He was set to be the first African to make it to space but the young life of 30-year-old South African Air Force pilot was cut short following a bike crash on Saturday.
Mandla Maseko, nicknamed ‘Afronaut’ and ‘Spaceboy’, beat one million entrants from 75 countries to be selected as one of 23 people who would travel on an hour-long sub-orbital trip on the Lynx Mark II spaceship.
Mandla Maseko, a part-time DJ and candidate officer with the South African Air Force, landed a coveted seat to fly 103km (64 miles) into space in the 2013 competition.
A statement from his family stated that the young, promising astronaut died after a motorbike crash.
Born to a school cleaner and an auto tool maker in the Soshanguve township near Pretoria, Maseko was poised to defy the laws of physical and political gravity to become the first black African in space. His win was a source of national pride and many congratulating him for putting South Africa and Africa on the “galactic map”.
He had spent a week at the Kennedy Space Centre in Florida undergoing tests in preparation for an hour-long sub-orbital flight, originally scheduled for 2015.
He had skydived from 10,000 feet to earth and had done a test charmingly known as the “vomit comet”.
His chance to go to space however never came. The company organizing the flight, XCOR Aerospace, went bankrupt in 2017, news site Space.com reported.
During the period, Maseko returned to the armed forces and worked as a private pilot. In his free time, he was a keen DJ and a biker.
“He was a larger-than-life figure.
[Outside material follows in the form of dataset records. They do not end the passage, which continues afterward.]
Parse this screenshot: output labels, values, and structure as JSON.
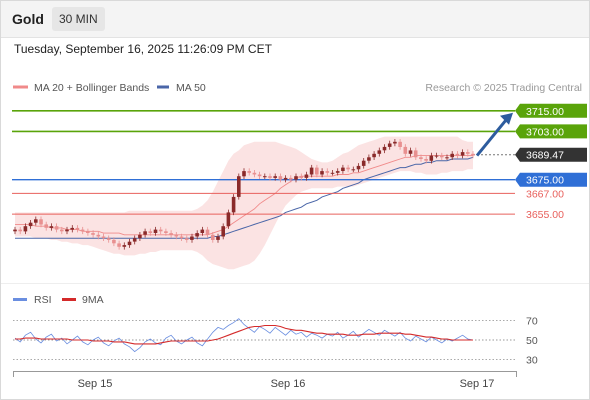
{
  "header": {
    "symbol": "Gold",
    "timeframe": "30 MIN",
    "datetime": "Tuesday, September 16, 2025 11:26:09 PM CET"
  },
  "colors": {
    "resistance": "#5aa40a",
    "support": "#2f6fd6",
    "minor_level": "#e8605c",
    "price": "#333333",
    "ma20": "#f08a8a",
    "bollinger_fill": "#fbe0e0",
    "ma50": "#4a66a8",
    "candle_up": "#8a2a2a",
    "candle_down": "#e89090",
    "rsi": "#6a8ee0",
    "rsi_ma": "#d42a2a",
    "forecast_arrow": "#2d5c9e"
  },
  "chart_data": [
    {
      "type": "candlestick",
      "title": "",
      "legend": [
        {
          "name": "MA 20 + Bollinger Bands",
          "color": "#f08a8a"
        },
        {
          "name": "MA 50",
          "color": "#4a66a8"
        }
      ],
      "legend_position": "top-left",
      "source": "Research © 2025 Trading Central",
      "x_labels": [
        "Sep 15",
        "Sep 16",
        "Sep 17"
      ],
      "y_range": [
        3615,
        3723
      ],
      "grid": false,
      "levels": [
        {
          "label": "3715.00",
          "value": 3715,
          "kind": "resistance"
        },
        {
          "label": "3703.00",
          "value": 3703,
          "kind": "resistance"
        },
        {
          "label": "3689.47",
          "value": 3689.47,
          "kind": "price"
        },
        {
          "label": "3675.00",
          "value": 3675,
          "kind": "support"
        },
        {
          "label": "3667.00",
          "value": 3667,
          "kind": "minor"
        },
        {
          "label": "3655.00",
          "value": 3655,
          "kind": "minor"
        }
      ],
      "forecast_target": 3715,
      "close": [
        3646,
        3645,
        3648,
        3650,
        3652,
        3649,
        3647,
        3648,
        3646,
        3645,
        3646,
        3647,
        3646,
        3645,
        3644,
        3643,
        3642,
        3641,
        3640,
        3638,
        3636,
        3637,
        3639,
        3641,
        3643,
        3645,
        3644,
        3646,
        3645,
        3644,
        3643,
        3642,
        3641,
        3640,
        3642,
        3644,
        3646,
        3643,
        3640,
        3642,
        3648,
        3656,
        3665,
        3677,
        3680,
        3679,
        3678,
        3677,
        3677,
        3676,
        3677,
        3675,
        3676,
        3675,
        3677,
        3676,
        3678,
        3682,
        3678,
        3680,
        3679,
        3679,
        3680,
        3682,
        3681,
        3681,
        3683,
        3686,
        3688,
        3690,
        3692,
        3694,
        3696,
        3697,
        3694,
        3690,
        3692,
        3688,
        3687,
        3686,
        3689,
        3689,
        3688,
        3688,
        3690,
        3689,
        3691,
        3690,
        3689
      ],
      "bollinger_upper": [
        3656,
        3656,
        3656,
        3656,
        3656,
        3656,
        3656,
        3656,
        3656,
        3656,
        3656,
        3656,
        3656,
        3656,
        3656,
        3656,
        3656,
        3656,
        3656,
        3656,
        3656,
        3656,
        3657,
        3657,
        3657,
        3657,
        3657,
        3657,
        3657,
        3657,
        3657,
        3657,
        3657,
        3657,
        3657,
        3658,
        3660,
        3663,
        3668,
        3674,
        3680,
        3686,
        3690,
        3692,
        3695,
        3696,
        3697,
        3697,
        3697,
        3697,
        3697,
        3696,
        3695,
        3694,
        3693,
        3691,
        3689,
        3687,
        3686,
        3685,
        3685,
        3686,
        3688,
        3690,
        3691,
        3693,
        3695,
        3696,
        3697,
        3698,
        3699,
        3700,
        3700,
        3700,
        3700,
        3700,
        3700,
        3700,
        3700,
        3700,
        3700,
        3700,
        3700,
        3700,
        3700,
        3700,
        3698,
        3697,
        3697
      ],
      "ma20": [
        3649,
        3649,
        3649,
        3649,
        3648,
        3648,
        3648,
        3647,
        3647,
        3647,
        3646,
        3646,
        3646,
        3645,
        3645,
        3645,
        3645,
        3644,
        3644,
        3644,
        3644,
        3643,
        3643,
        3643,
        3643,
        3643,
        3643,
        3643,
        3643,
        3643,
        3643,
        3643,
        3643,
        3643,
        3643,
        3643,
        3643,
        3643,
        3644,
        3645,
        3646,
        3648,
        3650,
        3652,
        3654,
        3656,
        3658,
        3661,
        3663,
        3665,
        3667,
        3670,
        3672,
        3674,
        3676,
        3677,
        3677,
        3677,
        3677,
        3677,
        3677,
        3677,
        3678,
        3678,
        3678,
        3679,
        3679,
        3680,
        3681,
        3682,
        3683,
        3684,
        3685,
        3686,
        3687,
        3688,
        3688,
        3689,
        3689,
        3689,
        3689,
        3689,
        3689,
        3689,
        3689,
        3689,
        3689,
        3689,
        3689
      ],
      "bollinger_lower": [
        3642,
        3642,
        3642,
        3642,
        3641,
        3641,
        3641,
        3640,
        3640,
        3639,
        3639,
        3638,
        3638,
        3637,
        3637,
        3636,
        3635,
        3634,
        3633,
        3632,
        3632,
        3631,
        3631,
        3631,
        3632,
        3632,
        3633,
        3633,
        3634,
        3634,
        3634,
        3634,
        3634,
        3634,
        3634,
        3633,
        3631,
        3628,
        3626,
        3625,
        3624,
        3623,
        3623,
        3624,
        3625,
        3626,
        3628,
        3632,
        3637,
        3643,
        3649,
        3655,
        3660,
        3663,
        3666,
        3668,
        3669,
        3670,
        3670,
        3670,
        3670,
        3670,
        3671,
        3671,
        3671,
        3671,
        3672,
        3673,
        3674,
        3675,
        3676,
        3677,
        3678,
        3679,
        3680,
        3680,
        3680,
        3679,
        3679,
        3678,
        3678,
        3678,
        3679,
        3679,
        3680,
        3680,
        3680,
        3681,
        3681
      ],
      "ma50": [
        3641,
        3641,
        3641,
        3641,
        3641,
        3641,
        3641,
        3641,
        3641,
        3641,
        3641,
        3641,
        3641,
        3641,
        3641,
        3641,
        3641,
        3641,
        3641,
        3641,
        3641,
        3641,
        3641,
        3641,
        3641,
        3641,
        3641,
        3641,
        3641,
        3641,
        3641,
        3641,
        3641,
        3641,
        3641,
        3641,
        3641,
        3641,
        3642,
        3642,
        3643,
        3644,
        3645,
        3646,
        3647,
        3648,
        3649,
        3650,
        3651,
        3652,
        3653,
        3654,
        3656,
        3657,
        3658,
        3659,
        3661,
        3662,
        3663,
        3665,
        3666,
        3667,
        3668,
        3670,
        3671,
        3672,
        3673,
        3675,
        3676,
        3677,
        3678,
        3679,
        3680,
        3681,
        3682,
        3682,
        3683,
        3684,
        3684,
        3685,
        3685,
        3686,
        3686,
        3686,
        3687,
        3687,
        3687,
        3687,
        3688
      ]
    },
    {
      "type": "line",
      "title": "",
      "legend": [
        {
          "name": "RSI",
          "color": "#6a8ee0"
        },
        {
          "name": "9MA",
          "color": "#d42a2a"
        }
      ],
      "legend_position": "top-left",
      "y_range": [
        20,
        80
      ],
      "y_ticks": [
        70,
        50,
        30
      ],
      "grid": false,
      "series": [
        {
          "name": "RSI",
          "values": [
            52,
            48,
            55,
            58,
            51,
            47,
            53,
            56,
            49,
            52,
            46,
            50,
            54,
            48,
            45,
            50,
            53,
            47,
            44,
            49,
            52,
            46,
            43,
            38,
            42,
            48,
            51,
            47,
            45,
            52,
            55,
            49,
            46,
            50,
            53,
            47,
            44,
            51,
            58,
            63,
            61,
            65,
            68,
            72,
            66,
            62,
            58,
            64,
            61,
            57,
            63,
            59,
            55,
            60,
            56,
            58,
            53,
            57,
            55,
            52,
            56,
            54,
            58,
            52,
            55,
            59,
            53,
            57,
            61,
            58,
            55,
            60,
            57,
            54,
            58,
            52,
            49,
            54,
            51,
            48,
            53,
            50,
            47,
            51,
            49,
            52,
            55,
            51,
            50
          ]
        },
        {
          "name": "9MA",
          "values": [
            51,
            51,
            52,
            52,
            52,
            51,
            51,
            51,
            51,
            51,
            51,
            50,
            50,
            50,
            50,
            49,
            49,
            49,
            49,
            48,
            48,
            48,
            47,
            46,
            46,
            46,
            46,
            46,
            47,
            48,
            49,
            49,
            49,
            49,
            49,
            49,
            49,
            49,
            50,
            51,
            53,
            55,
            57,
            59,
            61,
            63,
            64,
            64,
            65,
            65,
            65,
            64,
            62,
            61,
            60,
            60,
            59,
            58,
            57,
            57,
            56,
            56,
            56,
            56,
            55,
            55,
            55,
            56,
            56,
            56,
            57,
            57,
            57,
            57,
            57,
            56,
            56,
            55,
            54,
            53,
            53,
            52,
            51,
            51,
            50,
            50,
            50,
            50,
            50
          ]
        }
      ]
    }
  ]
}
We are all still reeling at the moment,” his friend Sthembile Shabangu told News24.
Maseko had said he wanted to do something that would motivate and inspire young people in Africa and prove that they could achieve anything whatever their background.
He told the BBC he planned to call them from space. “I hope I have one line that will be used in years to come – like Neil Armstrong did,” he said.
Many of those paying tribute to Maseko on social media fondly remembered his nicknames.